The project that kicked off a long time back (I think 2001-2?) was heralded as a large and complex operation that would encompass many governments, organisations and operatives. Since the many newspaper, blog and newsfeed stories that have chronicled the progress of the project it seems as though the OLPC has taken a slightly different track in it’s approach and direction. This sidestep is part and parcel due to Walter Bender leading a team with the OS rather than the hardware.
Sugar, the name for the OS that OLPC uses is a flavour of the Fedora Linux family and is also available through Debian, Ubuntu and, as I’m about to chat about, the live USB version. Although, I’m cheating a little, as I’ve actually got it through VirtualBox as as a separate installer. The idea is that I would like to use it in class as a live USB for the smaller children in another computing environment that windows for various reasons that i’ll come to ina moment. The live USB version, I would assume, is very similar in use as the main with some elements missing – but for this post I’m sure this won’t matter as the crux of the issue is classroom use.

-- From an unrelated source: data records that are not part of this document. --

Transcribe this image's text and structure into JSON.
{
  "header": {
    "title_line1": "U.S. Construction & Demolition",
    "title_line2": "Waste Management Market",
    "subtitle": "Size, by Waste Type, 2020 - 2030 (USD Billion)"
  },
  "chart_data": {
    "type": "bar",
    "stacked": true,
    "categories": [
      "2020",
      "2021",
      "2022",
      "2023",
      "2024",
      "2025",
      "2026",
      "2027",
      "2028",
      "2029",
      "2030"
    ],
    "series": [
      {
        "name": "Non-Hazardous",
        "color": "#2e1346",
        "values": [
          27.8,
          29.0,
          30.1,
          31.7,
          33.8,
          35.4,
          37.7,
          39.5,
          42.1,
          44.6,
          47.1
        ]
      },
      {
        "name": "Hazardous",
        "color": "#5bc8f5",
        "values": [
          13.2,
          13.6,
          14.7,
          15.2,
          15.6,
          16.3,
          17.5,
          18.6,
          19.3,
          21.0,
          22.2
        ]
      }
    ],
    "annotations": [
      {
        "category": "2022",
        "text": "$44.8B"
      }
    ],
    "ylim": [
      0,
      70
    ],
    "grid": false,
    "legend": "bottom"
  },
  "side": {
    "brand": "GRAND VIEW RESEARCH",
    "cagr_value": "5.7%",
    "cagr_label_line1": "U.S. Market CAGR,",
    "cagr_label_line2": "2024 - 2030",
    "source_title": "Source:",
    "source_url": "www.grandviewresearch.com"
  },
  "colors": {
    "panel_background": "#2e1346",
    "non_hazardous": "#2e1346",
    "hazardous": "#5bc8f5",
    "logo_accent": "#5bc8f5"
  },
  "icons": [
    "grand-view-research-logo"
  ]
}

So far, this OS (the Strawberry Sugar on a stick but not on a stick!) is working very well for me. i really like the interface, the simplicity and the ready robustness of the feel I played around with it and tried to think like a 5 or 6 year old would when they are presented with something new. The whole wow factor followed by the frantic clicking and then followed by the stop and look. I did this without precautiuon and ened up opening the turtle application. Now, my students (age from 4 to 11) are pretty familiar with windows and they see a changing desktop appearance week in week out but not the operation. The circular dial would, I feel, entice them to click on the picture. I mean, after all I set up icon shortcuts for them to “click-click” on daily and this seems kid centric to me. The circle of apps surrounds them too which is what I like also. So far, so good.
We have been using the Windows version of Gcompris for a while now as it has games and quizzes that are colourful and easy to follow and differentiate for the more computer savvy 5 year old. Also, Gcompris is open source (resticted for Windows users) but the full set up available for your school should you run EdUbuntu or similar (or if your site manager allows you to run VirtualBox) coupled with Sebran and you have quite a setup for the bebinner ICT class for children (or OAPs getting used to a computer and keyboard).
What is really good about Sugar though is the potential of the site and the community that runs it. The model of the Mozilla extensions that has made web browsing sans IE has been used here too. The Activities menu is growing all the time and there are some reasonable addons here too. As any self respecting ICT teacher will know music is a brilliant factor in the attention grabbing eyes-on-the-screen activity where and hour zips by without a word said (headphones permitting). Tamtam Jam activities provide this with an easy download.
I am sure that I will hit stumbling blocks along the way and the fact I have to try and persuade my Principal to give me money for 25 2Gb USB drives so that I can operate this for my classroom is one of them. What I would then like to do is test and post up the pitfalls and the successes – especially the neighbourhood tool and see the reaction.